PhD
Assistant Professor, Biology
UNC-Chapel Hill
Cancer Cell Biology
Area of Interest
The regulation of stem cell proliferation vs. differentiation lies at the heart of processes such as fetal development, tissue engineering, aging, and senescence. Organisms maintain germ line stem cells and their differentiated descendants to form gametes. Stem cell niches regulate stem cells.
I study the cellular structure and regulatory functions of the germ line stem cell niche, stem cells, and their differentiating progeny in Caenorhabditis elegans. Like many stem cells, these progenitors balance self-renewal with the release of maturing daughter cells to form differentiated cell types (eggs and sperm). I ask how support cells regulate the balance between stem-like and differentiating cell fates. This phenomenon is central to stem cell biology, as it allows stem cells to maintain their numbers even as they replenish and repair tissues, and, in the case of germ stem cells, to make gametes that give rise to the next generation.
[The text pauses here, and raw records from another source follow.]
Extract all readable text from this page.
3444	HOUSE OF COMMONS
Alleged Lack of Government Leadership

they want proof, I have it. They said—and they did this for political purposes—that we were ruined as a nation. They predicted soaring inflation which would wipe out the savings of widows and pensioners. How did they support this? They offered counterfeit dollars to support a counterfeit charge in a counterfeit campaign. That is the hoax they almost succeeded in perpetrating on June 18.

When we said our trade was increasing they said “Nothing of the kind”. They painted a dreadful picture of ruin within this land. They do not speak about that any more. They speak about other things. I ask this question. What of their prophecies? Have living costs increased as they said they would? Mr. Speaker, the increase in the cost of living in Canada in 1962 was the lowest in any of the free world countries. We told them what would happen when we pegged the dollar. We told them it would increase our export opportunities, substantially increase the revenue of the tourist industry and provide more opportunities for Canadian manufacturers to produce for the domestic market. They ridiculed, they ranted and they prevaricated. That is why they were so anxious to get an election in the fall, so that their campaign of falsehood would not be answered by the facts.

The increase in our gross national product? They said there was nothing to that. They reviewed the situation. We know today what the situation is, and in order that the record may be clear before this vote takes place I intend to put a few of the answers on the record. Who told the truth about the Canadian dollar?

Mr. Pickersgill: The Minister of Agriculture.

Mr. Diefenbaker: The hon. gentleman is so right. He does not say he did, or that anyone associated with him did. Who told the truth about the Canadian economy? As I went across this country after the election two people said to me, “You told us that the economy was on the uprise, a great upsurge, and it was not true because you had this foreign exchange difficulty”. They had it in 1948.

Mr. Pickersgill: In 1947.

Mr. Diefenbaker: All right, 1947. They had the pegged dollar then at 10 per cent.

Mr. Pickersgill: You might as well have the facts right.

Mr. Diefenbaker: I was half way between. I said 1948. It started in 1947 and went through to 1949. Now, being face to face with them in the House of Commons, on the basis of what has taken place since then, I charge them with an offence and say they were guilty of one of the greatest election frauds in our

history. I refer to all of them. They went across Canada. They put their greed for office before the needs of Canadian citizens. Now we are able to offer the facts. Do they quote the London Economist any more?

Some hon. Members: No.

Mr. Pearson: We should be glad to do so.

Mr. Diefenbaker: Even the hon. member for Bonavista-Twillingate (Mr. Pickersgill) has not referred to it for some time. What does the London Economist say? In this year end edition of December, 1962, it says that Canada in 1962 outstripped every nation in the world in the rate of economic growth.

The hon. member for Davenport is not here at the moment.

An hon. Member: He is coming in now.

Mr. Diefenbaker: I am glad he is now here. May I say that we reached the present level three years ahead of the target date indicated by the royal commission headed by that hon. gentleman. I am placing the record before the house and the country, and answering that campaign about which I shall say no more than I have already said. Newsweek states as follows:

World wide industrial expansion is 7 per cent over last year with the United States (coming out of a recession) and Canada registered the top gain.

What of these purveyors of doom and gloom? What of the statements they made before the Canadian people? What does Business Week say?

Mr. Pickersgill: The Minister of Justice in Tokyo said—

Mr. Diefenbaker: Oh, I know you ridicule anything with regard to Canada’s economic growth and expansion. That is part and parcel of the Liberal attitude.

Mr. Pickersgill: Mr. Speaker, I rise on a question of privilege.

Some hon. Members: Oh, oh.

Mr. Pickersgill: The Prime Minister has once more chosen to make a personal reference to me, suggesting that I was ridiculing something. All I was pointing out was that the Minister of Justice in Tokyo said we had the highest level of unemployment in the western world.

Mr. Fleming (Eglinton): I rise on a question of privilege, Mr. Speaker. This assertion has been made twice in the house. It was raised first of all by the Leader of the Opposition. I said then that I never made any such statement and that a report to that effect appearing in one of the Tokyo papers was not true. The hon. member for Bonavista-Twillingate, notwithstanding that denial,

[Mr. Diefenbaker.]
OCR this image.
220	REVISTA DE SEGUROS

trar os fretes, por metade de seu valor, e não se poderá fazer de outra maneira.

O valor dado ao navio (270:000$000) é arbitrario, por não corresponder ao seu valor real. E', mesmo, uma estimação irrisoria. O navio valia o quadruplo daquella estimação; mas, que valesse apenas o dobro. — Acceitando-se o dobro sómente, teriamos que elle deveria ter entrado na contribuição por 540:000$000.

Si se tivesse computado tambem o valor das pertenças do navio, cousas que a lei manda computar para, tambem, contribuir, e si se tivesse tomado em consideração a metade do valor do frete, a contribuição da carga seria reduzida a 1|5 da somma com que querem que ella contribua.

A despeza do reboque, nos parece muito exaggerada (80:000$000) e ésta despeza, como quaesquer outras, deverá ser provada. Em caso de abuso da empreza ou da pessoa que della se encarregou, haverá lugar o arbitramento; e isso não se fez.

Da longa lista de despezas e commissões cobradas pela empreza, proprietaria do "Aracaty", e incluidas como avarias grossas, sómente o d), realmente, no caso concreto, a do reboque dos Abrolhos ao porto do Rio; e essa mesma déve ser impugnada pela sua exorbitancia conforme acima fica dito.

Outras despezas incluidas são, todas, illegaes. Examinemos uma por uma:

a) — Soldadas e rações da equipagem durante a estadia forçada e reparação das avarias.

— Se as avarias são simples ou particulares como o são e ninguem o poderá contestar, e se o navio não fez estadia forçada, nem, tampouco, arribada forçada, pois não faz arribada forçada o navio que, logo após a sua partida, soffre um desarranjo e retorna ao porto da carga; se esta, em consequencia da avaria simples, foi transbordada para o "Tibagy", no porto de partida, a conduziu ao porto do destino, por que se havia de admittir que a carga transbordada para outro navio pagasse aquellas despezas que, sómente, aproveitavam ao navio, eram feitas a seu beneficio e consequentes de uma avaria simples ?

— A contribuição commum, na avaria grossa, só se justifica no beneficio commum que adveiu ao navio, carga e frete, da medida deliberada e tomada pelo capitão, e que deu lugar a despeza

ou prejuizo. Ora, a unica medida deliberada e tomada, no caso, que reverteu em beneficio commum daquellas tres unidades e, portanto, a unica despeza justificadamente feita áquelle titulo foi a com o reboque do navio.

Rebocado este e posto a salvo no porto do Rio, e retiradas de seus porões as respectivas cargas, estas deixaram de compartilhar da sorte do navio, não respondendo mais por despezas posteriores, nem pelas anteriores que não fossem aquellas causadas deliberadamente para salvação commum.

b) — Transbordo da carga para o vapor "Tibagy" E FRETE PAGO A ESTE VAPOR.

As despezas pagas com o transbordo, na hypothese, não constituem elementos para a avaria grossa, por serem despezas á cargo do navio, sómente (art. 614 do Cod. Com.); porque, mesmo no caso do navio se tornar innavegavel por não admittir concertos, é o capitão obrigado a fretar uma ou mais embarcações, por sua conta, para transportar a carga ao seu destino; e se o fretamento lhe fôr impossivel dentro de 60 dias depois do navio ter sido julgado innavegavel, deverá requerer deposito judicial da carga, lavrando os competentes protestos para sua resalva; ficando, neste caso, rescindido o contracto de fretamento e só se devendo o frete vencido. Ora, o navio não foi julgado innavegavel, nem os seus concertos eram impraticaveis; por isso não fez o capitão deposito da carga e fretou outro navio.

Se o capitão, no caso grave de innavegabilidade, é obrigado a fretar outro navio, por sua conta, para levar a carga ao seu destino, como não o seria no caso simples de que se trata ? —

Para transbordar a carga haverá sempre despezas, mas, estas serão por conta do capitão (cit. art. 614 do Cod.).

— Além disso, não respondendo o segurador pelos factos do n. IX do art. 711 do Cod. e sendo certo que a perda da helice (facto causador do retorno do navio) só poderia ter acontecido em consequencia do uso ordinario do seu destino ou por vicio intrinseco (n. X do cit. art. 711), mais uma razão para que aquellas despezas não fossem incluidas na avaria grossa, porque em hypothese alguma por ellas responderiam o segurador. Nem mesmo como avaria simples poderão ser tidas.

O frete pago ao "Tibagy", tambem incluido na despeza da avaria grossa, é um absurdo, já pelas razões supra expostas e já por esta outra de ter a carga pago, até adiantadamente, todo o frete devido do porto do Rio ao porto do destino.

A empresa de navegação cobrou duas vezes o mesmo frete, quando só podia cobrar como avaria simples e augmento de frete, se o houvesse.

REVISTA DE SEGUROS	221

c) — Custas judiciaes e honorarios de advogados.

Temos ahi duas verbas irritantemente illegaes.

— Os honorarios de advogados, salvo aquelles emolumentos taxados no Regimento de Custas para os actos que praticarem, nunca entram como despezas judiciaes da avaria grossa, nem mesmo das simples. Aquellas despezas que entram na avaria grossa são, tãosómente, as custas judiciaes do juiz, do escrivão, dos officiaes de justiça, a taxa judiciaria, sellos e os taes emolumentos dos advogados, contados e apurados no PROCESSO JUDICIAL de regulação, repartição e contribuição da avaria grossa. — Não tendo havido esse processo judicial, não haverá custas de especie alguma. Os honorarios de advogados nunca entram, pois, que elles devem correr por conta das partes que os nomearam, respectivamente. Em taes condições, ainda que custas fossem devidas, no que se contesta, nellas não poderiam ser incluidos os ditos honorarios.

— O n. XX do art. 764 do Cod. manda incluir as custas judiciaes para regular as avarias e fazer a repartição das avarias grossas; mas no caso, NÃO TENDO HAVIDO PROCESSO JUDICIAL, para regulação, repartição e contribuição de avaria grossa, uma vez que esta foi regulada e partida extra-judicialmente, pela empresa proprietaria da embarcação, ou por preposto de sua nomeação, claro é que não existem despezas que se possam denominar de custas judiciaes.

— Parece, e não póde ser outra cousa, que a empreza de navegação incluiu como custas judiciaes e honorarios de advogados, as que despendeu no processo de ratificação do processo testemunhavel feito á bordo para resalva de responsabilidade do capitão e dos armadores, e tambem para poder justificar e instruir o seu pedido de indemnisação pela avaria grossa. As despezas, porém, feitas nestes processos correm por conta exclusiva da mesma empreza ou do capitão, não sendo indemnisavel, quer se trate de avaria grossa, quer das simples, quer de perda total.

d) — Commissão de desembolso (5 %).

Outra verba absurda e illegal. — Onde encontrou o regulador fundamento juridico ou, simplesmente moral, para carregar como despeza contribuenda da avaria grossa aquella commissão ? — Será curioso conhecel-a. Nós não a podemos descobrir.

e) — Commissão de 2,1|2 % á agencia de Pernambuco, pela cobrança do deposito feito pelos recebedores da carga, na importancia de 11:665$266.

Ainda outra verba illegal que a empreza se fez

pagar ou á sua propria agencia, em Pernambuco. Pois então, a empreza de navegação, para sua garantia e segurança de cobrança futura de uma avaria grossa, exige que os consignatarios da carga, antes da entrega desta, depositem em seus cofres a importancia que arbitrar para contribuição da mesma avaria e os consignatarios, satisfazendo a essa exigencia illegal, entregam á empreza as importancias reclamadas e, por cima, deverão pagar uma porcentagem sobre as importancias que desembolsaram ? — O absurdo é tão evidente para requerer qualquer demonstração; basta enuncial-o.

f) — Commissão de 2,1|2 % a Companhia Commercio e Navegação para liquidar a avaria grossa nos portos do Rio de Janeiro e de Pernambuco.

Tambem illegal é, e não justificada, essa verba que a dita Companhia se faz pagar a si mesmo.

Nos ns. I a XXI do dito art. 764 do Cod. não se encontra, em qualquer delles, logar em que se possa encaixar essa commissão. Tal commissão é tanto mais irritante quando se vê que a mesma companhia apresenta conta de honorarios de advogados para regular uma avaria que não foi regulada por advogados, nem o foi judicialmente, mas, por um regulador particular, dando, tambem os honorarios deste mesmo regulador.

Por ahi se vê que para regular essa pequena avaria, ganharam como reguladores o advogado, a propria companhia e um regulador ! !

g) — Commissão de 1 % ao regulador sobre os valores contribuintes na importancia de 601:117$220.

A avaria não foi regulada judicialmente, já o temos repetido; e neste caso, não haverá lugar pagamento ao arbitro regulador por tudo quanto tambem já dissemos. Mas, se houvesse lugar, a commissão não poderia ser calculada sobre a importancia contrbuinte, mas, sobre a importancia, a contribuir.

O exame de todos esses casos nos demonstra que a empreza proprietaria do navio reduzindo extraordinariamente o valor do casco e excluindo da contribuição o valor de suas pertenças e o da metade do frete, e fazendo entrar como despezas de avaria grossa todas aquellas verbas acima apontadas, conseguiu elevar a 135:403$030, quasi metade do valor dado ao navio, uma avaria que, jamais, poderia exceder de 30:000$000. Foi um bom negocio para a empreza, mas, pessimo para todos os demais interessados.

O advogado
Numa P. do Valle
C. elegans is an ideal model, as its distal tip cell (DTC) was one of the first cells described with niche-like properties. Many features that are shared among diverse stem cell niches have been modeled in the C. elegans gonad and genetic and cell biological tools for defining underlying mechanisms in this system are exceptional.
As a cell biologist with experience conducting high spatial- and temporal-resolution studies of this stem cell niche, I have the experience necessary to use a longstanding model system in new, promising ways.